Blonde and perfumed is my neighbor and her husband is a colonel.
She is not to blame.
I lead her through the clutter of children and out to the patio.
“Come, have some cherries,” I urge her.
“My husband brought them Monday, from the war.”

Fat and dark red are the cherries,
Cold and sweet in the heat of the city summer.
Dark red and elegant my neighbor’s nails
As she sits on my patio and smokes and nibbles cherries.

Surely no redder
Than the warm blood watering green cedars and sweet orchards,
Than the smoke-stung eyes of the homeless women who weep
Only two hours from my neighbor’s home and mine.

Blonde and laughing is my neighbor and her husband is a colonel
In a headquarters behind a desk, and every night at home.

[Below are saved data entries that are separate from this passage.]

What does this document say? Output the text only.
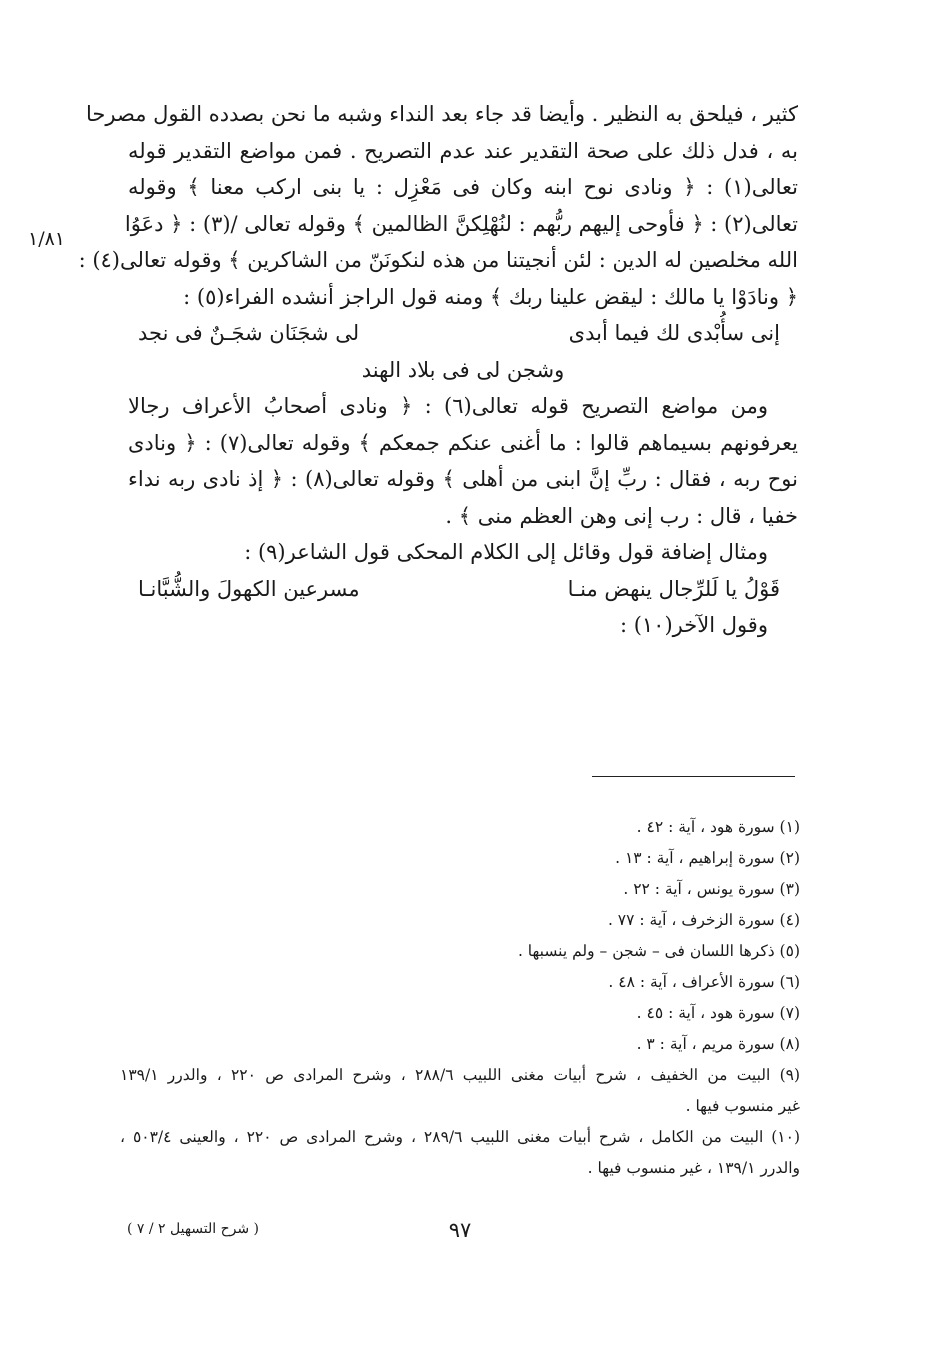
١/٨١
كثير ، فيلحق به النظير . وأيضا قد جاء بعد النداء وشبه ما نحن بصدده القول مصرحا
به ، فدل ذلك على صحة التقدير عند عدم التصريح . فمن مواضع التقدير قوله
تعالى(١) : ﴿ ونادى نوح ابنه وكان فى مَعْزِل : يا بنى اركب معنا ﴾ وقوله
تعالى(٢) : ﴿ فأوحى إليهم ربُّهم : لنُهْلِكنَّ الظالمين ﴾ وقوله تعالى /(٣) : ﴿ دعَوُا
الله مخلصين له الدين : لئن أنجيتنا من هذه لنكونَنّ من الشاكرين ﴾ وقوله تعالى(٤) :
﴿ ونادَوْا يا مالك : ليقض علينا ربك ﴾ ومنه قول الراجز أنشده الفراء(٥) :
إنى سأُبْدى لك فيما أبدى
لى شجَنَان شجَـنٌ فى نجد
وشجن لى فى بلاد الهند
ومن مواضع التصريح قوله تعالى(٦) : ﴿ ونادى أصحابُ الأعراف رجالا
يعرفونهم بسيماهم قالوا : ما أغنى عنكم جمعكم ﴾ وقوله تعالى(٧) : ﴿ ونادى
نوح ربه ، فقال : ربِّ إنَّ ابنى من أهلى ﴾ وقوله تعالى(٨) : ﴿ إذ نادى ربه نداء
خفيا ، قال : رب إنى وهن العظم منى ﴾ .
ومثال إضافة قول وقائل إلى الكلام المحكى قول الشاعر(٩) :
قَوْلُ يا لَلرِّجال ينهض منـا
مسرعين الكهولَ والشُّبَّانـا
وقول الآخر(١٠) :
(١) سورة هود ، آية : ٤٢ .
(٢) سورة إبراهيم ، آية : ١٣ .
(٣) سورة يونس ، آية : ٢٢ .
(٤) سورة الزخرف ، آية : ٧٧ .
(٥) ذكرها اللسان فى – شجن – ولم ينسبها .
(٦) سورة الأعراف ، آية : ٤٨ .
(٧) سورة هود ، آية : ٤٥ .
(٨) سورة مريم ، آية : ٣ .
(٩) البيت من الخفيف ، شرح أبيات مغنى اللبيب ٢٨٨/٦ ، وشرح المرادى ص ٢٢٠ ، والدرر ١٣٩/١
غير منسوب فيها .
(١٠) البيت من الكامل ، شرح أبيات مغنى اللبيب ٢٨٩/٦ ، وشرح المرادى ص ٢٢٠ ، والعينى ٥٠٣/٤ ،
والدرر ١٣٩/١ ، غير منسوب فيها .
٩٧
( شرح التسهيل ٢ / ٧ )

Not for her the tears of the hopeless women-
No, nor the sweetness beyond all words
Of scratchy green khaki for half an hour at midnight,
And a bag of cherries to eat slowly, slowly,
Knowing they will be long gone before he comes again. 

Sharon Neemani, born in Philadelphia, has been living in Israel since 1970, and is a graduate of the Hebrew University in Jerusalem. A self-employed writer and translator, she is married, has four children and a foster child, and defines herself as “strongly women-identified” and her life as “founded on joy”.